Weshalb die Tatrichter den Angaben dieses Zeugen zur Menge des dem Beschwerdeführer verkauften Suchtgifts keinen Glauben schenkten und sie den diesbezüglichen Feststellungen nicht zugrunde legten, haben sie mit mängelfreier Begründung dargelegt (US 16). Soweit die Tatsachenrüge (Z 5a) dessen ungeachtet aus dieser Aussage für den Beschwerdeführer günstigere Schlüsse zieht, weckt sie keine erheblichen Bedenken gegen den Ausspruch über entscheidende Tatsachen (RIS-Justiz RS0099674).

Gleiches gilt für den Hinweis auf die bereits im Rahmen der Mängelrüge ins Treffen geführten Angaben des Zeugen Manuel P***** zum Ausmaß des Suchtgiftkonsums des Beschwerdeführers im Zusammenhang mit der Urteilsannahme, dieser habe Suchtgift nicht vorwiegend zur Finanzierung seiner (ohnehin festgestellten) Suchtgiftabhängigkeit, „sondern aus ökonomisch orientiertem Gewinnstreben“ verkauft (US 5).
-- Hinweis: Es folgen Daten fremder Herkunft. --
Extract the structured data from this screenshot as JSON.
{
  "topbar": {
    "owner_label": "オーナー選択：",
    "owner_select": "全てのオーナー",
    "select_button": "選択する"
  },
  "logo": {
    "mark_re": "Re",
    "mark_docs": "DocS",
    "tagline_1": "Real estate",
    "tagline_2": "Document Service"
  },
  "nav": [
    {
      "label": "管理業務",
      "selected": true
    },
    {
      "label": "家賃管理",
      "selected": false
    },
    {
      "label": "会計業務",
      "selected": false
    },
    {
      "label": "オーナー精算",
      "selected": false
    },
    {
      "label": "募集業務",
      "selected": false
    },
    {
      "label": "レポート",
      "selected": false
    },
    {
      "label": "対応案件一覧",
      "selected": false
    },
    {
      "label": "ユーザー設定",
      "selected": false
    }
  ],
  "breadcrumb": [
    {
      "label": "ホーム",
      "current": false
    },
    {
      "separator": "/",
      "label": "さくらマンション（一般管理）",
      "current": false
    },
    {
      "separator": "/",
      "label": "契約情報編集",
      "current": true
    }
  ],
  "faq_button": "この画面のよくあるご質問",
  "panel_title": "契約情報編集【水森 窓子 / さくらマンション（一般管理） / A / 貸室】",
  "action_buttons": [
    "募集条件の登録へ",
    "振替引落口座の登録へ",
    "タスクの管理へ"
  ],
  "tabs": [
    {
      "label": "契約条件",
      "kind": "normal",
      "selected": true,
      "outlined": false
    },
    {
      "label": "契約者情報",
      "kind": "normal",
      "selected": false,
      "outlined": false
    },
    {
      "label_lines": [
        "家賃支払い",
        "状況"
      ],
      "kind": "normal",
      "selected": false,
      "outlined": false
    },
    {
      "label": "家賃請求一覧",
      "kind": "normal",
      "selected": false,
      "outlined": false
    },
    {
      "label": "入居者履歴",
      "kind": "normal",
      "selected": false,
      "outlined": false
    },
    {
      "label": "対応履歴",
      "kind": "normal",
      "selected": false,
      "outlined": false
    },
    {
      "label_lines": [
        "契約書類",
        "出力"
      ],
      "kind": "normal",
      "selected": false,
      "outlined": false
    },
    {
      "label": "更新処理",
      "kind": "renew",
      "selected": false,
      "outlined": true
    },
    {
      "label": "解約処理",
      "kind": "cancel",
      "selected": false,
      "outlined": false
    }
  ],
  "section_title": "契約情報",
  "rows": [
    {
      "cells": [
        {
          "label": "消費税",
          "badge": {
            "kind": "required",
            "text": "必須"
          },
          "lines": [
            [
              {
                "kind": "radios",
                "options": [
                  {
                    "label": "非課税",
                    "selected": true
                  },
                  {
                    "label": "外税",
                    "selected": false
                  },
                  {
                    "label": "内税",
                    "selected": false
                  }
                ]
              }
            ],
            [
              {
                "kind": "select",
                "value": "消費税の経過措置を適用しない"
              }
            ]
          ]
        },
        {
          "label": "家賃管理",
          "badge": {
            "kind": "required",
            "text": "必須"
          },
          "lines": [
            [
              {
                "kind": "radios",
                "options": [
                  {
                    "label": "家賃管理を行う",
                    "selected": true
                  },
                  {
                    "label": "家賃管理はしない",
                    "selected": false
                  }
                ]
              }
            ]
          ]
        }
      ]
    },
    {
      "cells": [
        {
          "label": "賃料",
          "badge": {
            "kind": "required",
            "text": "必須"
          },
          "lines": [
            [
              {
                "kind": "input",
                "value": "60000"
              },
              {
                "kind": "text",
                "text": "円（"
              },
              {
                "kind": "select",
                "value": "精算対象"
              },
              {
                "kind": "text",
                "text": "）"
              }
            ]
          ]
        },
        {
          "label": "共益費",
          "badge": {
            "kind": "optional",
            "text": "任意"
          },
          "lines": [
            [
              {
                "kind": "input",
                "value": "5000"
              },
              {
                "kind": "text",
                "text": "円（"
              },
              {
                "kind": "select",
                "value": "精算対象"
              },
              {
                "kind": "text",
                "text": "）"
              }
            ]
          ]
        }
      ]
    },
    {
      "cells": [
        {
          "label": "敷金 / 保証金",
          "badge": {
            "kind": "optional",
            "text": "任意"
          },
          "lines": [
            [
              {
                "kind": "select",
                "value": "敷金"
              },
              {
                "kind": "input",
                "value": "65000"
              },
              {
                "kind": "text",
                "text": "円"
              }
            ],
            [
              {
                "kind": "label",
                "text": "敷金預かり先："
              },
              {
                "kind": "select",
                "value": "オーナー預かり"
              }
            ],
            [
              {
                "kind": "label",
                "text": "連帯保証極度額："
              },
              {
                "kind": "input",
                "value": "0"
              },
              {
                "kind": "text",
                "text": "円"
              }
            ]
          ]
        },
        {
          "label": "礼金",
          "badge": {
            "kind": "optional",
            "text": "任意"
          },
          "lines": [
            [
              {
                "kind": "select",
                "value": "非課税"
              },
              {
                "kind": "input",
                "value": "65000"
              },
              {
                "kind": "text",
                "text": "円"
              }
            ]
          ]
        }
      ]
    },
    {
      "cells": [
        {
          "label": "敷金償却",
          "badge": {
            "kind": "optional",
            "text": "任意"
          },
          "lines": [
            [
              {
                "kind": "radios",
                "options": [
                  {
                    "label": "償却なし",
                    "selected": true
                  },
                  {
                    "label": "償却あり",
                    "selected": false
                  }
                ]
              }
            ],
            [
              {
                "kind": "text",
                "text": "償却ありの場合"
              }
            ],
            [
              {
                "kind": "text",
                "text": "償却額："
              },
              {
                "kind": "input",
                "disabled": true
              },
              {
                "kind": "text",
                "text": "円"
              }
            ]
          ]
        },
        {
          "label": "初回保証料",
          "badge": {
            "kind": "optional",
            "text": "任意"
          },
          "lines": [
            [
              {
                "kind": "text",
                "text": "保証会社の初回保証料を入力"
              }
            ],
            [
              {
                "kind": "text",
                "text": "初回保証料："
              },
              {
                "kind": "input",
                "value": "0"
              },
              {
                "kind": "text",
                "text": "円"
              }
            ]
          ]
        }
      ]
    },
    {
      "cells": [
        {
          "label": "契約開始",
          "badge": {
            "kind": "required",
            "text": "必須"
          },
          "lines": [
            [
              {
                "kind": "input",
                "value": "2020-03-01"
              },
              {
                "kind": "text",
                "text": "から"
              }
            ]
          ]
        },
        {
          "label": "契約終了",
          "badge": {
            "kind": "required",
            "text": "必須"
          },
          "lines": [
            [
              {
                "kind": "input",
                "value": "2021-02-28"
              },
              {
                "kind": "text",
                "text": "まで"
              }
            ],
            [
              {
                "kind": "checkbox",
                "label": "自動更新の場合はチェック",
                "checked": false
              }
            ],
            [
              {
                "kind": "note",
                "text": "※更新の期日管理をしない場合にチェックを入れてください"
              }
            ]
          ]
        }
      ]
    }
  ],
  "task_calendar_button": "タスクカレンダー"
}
Erhebliche Bedenken dagegen ergeben sich auch nicht aus einem positiven Drogentest des Beschwerdeführers (ON 4 S 19) oder aus dem von mehreren Zeugen erwähnten Umstand, dass dieser Schulden gehabt habe (vgl etwa ON 2 S 30, ON 20 S 47 und ON 66 S 5).

Entgegen der Subsumtionsrüge (Z 10, nominell Z 9 lit a) erschöpfen sich die Feststellungen zur Gewerbsmäßigkeit (US 5 und 9) keineswegs im substanzlosen Gebrauch der verba legalia, sondern weisen ausreichend Sachverhaltsbezug auf (vgl US 17 f), was die Beschwerde prozessordnungswidrig übergeht.

Soweit die weitere Subsumtionsrüge (abermals verfehlt Z 9 lit a) das Überlassen einer 30 Gramm übersteigenden Kokainmenge bestreitet, entfernt sie sich erneut vom Urteilssachverhalt (US 6) und spricht im Übrigen keine für die Subsumtionsfrage entscheidende Tatsache an (vgl §§ 28a Abs 1 und 2 Z 1, 28b SMG iVm Anhang 1 der SGV).

Weder bestimmt die Länge des Tatzeitraums noch die Begehung jeweils mehrerer Verbrechen und Vergehen die Strafdrohung im Sinn des § 32 Abs 2 erster Satz StGB, weshalb die erschwerende Wertung dieser Umstände im Rahmen der Strafbemessung der Sanktionsrüge (Z 11 zweiter Fall) zuwider nicht gegen das Doppelverwertungsverbot verstößt.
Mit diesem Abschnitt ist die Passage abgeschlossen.